Mariel is both alert and oblivious to the
recurring themes from one generation to the next. “Running From Crazy”
opens with Mariel and her daughter, Langley, posing for a lavishly
styled cover shoot for Town & Country magazine. Her other daughter,
Dree, in a curious replay of the family’s other affliction,
celebrityhood, went off to New York to become a model and actress,
opting to use her great-grandfather’s famous surname. Hemingway seems
convinced that her daughters won’t be haunted by the family’s so-called
curse, while the daughters appear only nominally interested in the past
she’s trying to share with them.
What “Running From Crazy”
ultimately discovers is a beautiful, middle-aged woman — Mariel — who
talks frequently about personal courage and yet is still understandably
intimidated by the contradictory elephants in so many rooms.

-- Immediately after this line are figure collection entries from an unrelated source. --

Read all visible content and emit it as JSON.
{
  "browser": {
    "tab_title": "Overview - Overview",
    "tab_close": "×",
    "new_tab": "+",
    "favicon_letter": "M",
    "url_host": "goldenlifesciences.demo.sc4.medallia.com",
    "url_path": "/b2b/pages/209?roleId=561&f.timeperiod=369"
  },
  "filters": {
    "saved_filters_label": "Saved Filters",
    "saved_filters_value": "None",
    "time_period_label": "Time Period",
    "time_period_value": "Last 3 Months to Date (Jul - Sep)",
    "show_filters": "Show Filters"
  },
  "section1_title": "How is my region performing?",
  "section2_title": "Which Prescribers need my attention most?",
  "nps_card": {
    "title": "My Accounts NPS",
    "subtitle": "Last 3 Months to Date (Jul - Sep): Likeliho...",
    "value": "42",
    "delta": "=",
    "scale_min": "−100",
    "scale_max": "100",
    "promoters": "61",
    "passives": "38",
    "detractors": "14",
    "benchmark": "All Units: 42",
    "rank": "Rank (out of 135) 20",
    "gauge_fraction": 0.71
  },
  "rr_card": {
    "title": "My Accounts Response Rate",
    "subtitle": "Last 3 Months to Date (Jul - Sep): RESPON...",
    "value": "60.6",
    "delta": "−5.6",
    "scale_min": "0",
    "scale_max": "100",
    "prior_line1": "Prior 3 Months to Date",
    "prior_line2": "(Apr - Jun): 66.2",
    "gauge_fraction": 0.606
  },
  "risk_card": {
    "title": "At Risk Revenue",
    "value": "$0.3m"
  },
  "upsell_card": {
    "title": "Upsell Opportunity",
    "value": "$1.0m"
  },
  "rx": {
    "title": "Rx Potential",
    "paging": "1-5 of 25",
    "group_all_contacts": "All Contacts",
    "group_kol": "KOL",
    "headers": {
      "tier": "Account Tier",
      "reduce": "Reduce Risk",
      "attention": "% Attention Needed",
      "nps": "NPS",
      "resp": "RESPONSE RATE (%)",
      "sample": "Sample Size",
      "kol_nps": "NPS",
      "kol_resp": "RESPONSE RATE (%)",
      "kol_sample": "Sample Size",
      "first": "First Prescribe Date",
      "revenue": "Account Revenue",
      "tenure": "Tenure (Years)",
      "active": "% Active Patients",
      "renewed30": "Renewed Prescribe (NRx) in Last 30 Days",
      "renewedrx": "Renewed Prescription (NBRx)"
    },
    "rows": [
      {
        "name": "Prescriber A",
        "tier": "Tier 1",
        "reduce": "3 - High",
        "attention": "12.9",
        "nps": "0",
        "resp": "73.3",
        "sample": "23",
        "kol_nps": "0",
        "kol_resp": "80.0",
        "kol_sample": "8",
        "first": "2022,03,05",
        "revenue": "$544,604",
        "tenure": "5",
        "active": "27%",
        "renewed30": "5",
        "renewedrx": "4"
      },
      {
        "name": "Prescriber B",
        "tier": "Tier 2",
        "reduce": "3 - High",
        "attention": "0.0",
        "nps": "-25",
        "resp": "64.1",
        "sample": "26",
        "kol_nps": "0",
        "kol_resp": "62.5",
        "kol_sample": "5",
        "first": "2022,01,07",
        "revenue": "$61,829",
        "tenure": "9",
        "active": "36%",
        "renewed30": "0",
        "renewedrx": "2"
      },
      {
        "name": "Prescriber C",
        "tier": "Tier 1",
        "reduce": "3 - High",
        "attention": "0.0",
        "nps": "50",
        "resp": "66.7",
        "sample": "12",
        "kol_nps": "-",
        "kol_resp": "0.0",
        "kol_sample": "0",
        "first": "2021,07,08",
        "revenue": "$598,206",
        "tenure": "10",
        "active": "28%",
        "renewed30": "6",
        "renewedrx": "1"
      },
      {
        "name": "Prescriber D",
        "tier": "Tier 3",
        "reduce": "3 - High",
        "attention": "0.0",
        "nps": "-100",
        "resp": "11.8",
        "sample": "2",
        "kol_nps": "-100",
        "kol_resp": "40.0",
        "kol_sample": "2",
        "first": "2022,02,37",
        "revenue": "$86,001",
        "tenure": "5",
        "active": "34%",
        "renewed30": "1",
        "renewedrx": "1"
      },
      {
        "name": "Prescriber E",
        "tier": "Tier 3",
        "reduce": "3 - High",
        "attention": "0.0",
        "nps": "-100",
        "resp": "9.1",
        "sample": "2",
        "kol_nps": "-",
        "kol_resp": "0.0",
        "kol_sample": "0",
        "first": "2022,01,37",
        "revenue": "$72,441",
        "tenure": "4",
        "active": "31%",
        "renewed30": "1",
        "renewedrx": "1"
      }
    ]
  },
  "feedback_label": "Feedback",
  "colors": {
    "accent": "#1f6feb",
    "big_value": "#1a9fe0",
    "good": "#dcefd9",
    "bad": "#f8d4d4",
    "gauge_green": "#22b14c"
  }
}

A visit to
Papa’s enshrined Ketchum home includes a tentative walk to the rear
hallway where he shot himself, a space his granddaughter always equated
with haunted basements and other dangerous places. “It’s like something
kept me away,” she says.
Hemingway’s mother died in 1988; her
father died in 2000; Margaux’s death occurred in between — all of it
freeing Hemingway to dig as deeply as she needs to. She is convinced,
from incidents she witnessed as a little girl, that her father sexually
abused both Muffet and Margaux when he was drunk and that her mother
protected her from the same abuse by insisting that little Mariel sleep
with her most nights, away from Jack.
Hemingway also tries to talk
through her feelings about Margaux. In “Running From Crazy’s” most raw
moment, Mariel reveals that she thought Margaux was stupid. “I couldn’t
see her as beautiful,” she recalls with real regret.
Late in the
film comes the almost surprising news that Mariel’s older sister Muffet —
who seems to always be referred to in the past-tense — is, in fact,
alive, managing her illness and making abstract paintings of Papa and
Jack, while residing in a group home close enough for Hemingway to
visit.
But Mariel admits that she rarely goes to see Muffet. “It
makes me so uncomfortable,” she says. “I always say I’m going to come by
and I don’t.” When she goes this time, proffering kombucha tea and
coconut water, it’s a friendly afternoon of small talk, seemingly to
benefit the documentary.
“Running From Crazy,” with its Oprah
imprimatur, wants very much to be a story of a woman who has triumphed.
Hemingway may deservedly feel that she’s reached a mountaintop of
healing and inner truths and all that; but, as the film subtly reveals,
she is still often staring at the summit from a valley far below.
Running From Crazy (two hours) airs Sunday at 9 p.m. on OWN.